Lorsqu’on a été élevé à l’école de l’université gratuite, on conçoit qu’une telle somme ait de quoi refroidir les ardeurs. Sans parler de la tentation d’exclure l’étude de matières non rentables, comme les Lettres ou les Sciences humaines. Vu d’Amérique du Nord, les Québécois n’en restent pas moins —encore— les mieux lotis : selon le Conseil canadien sur l’apprentissage, la dette moyenne des étudiants canadiens est de 26 500$ (19 900€).

Le modèle canadien

Ces constats ne semblent pas de nature à faire douter le gouvernement. Raymond Bachand l’a expliqué avec un chiffre : les diplômés universitaires gagnent, au cours de leurs carrières, 600 000 $ de plus que les diplômés du secondaire (450 000 €). Qu’ils paient, donc. Mais le modèle canadien, vers lequel devrait tendre le Québec, est-il un horizon idéal ? Pas si l’on en croit James E. Côté et Anton L. Allahar, deux universitaires ontariens qui ont dressé, dans un ouvrage paru en septembre, un constat inquiétant sur la situation canadienne.
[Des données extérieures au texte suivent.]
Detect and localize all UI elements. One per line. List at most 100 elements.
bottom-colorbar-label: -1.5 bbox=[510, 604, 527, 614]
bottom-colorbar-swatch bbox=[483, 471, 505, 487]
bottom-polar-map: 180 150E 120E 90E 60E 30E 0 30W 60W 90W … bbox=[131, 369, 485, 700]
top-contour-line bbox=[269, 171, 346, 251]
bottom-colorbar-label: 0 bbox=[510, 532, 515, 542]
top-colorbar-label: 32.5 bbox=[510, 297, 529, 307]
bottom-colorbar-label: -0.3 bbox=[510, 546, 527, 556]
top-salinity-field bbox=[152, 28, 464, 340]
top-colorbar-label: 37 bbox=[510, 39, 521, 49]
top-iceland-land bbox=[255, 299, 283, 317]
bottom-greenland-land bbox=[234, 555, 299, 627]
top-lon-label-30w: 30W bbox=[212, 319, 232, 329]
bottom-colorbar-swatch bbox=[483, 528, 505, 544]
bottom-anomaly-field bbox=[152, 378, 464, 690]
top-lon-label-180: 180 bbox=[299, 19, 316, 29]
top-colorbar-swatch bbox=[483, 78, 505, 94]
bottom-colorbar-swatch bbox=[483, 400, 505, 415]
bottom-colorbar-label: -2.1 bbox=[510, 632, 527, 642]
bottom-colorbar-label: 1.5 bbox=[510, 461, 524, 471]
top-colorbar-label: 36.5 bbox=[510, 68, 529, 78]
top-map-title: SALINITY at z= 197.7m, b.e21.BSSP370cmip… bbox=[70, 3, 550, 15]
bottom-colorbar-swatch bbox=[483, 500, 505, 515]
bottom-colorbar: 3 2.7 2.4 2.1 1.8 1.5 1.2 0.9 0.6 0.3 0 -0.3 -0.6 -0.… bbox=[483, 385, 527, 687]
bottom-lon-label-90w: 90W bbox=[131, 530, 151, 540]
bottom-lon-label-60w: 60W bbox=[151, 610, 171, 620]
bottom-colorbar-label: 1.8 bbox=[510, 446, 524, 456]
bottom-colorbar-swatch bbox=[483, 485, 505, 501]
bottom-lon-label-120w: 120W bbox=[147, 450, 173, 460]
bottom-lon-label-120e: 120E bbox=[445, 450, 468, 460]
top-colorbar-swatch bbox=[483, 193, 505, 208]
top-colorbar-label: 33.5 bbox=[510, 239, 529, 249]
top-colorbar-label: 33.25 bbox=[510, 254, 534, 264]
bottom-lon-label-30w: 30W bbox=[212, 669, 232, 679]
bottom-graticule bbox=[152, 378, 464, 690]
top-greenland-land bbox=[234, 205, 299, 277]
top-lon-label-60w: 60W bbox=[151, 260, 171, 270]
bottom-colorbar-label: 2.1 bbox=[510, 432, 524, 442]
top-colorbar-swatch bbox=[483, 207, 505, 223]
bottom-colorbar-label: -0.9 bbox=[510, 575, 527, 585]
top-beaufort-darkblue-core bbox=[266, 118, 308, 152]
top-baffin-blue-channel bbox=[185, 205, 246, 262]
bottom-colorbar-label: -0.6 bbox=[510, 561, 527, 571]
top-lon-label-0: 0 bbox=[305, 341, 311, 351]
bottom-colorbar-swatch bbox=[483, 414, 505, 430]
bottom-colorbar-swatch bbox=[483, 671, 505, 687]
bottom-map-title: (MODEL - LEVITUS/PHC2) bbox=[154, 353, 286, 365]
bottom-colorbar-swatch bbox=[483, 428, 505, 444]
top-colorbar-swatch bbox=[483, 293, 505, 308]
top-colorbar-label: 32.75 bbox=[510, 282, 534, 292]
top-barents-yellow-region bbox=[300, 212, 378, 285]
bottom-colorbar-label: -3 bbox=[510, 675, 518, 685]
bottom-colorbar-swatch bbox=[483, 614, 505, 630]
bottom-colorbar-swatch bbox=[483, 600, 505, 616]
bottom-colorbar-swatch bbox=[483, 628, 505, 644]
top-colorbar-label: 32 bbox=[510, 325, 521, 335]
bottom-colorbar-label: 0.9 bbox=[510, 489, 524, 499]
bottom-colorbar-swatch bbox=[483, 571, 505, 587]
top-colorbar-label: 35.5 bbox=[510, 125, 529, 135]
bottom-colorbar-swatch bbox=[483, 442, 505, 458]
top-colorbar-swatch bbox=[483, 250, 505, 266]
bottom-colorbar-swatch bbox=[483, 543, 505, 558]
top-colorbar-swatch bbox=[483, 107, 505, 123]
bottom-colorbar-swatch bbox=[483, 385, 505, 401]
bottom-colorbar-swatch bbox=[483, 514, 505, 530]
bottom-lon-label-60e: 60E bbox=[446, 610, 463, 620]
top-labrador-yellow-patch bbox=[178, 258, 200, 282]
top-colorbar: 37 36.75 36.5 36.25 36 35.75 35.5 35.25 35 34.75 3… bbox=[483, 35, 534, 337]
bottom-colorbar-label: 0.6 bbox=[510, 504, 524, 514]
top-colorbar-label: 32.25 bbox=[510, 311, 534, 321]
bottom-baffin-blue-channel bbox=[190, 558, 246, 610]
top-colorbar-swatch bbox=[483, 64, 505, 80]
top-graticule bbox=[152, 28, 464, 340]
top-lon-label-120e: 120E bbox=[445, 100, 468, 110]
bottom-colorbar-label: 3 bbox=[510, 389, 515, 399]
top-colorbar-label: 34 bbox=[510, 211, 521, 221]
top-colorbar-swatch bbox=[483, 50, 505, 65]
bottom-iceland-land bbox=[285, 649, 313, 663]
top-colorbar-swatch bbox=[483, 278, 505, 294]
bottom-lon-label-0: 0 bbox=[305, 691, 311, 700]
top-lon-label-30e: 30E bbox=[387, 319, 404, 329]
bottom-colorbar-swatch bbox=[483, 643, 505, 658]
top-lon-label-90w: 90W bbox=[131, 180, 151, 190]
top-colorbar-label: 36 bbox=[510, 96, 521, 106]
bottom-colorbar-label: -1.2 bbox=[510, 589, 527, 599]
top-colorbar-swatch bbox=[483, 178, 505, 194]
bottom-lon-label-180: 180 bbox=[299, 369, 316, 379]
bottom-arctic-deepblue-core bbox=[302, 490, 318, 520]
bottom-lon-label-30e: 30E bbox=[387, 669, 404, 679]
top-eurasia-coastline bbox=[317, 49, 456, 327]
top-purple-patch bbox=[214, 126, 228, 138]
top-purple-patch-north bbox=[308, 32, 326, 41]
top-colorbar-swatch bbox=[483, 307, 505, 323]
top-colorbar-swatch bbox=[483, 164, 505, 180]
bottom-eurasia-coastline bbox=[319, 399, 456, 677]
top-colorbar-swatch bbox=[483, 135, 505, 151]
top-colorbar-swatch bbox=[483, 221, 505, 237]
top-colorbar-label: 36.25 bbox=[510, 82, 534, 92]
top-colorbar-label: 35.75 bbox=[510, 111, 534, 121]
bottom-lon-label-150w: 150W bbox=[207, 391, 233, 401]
Le coût élevé des études entraînerait un désengagement des étudiants sur le thème « je paie, donc j’ai le droit à un diplôme » ; il faut rentabiliser l’argent investi. Les auteurs citent les résultats d’une enquête annuelle réalisée aux Etats-Unis depuis 1999 et « de plus en plus » au Canada, l’Enquête nationale sur l’engagement étudiant. Il en ressort que 50 % des étudiants canadiens « ne font que le strict minimum requis pour rester dans le système ».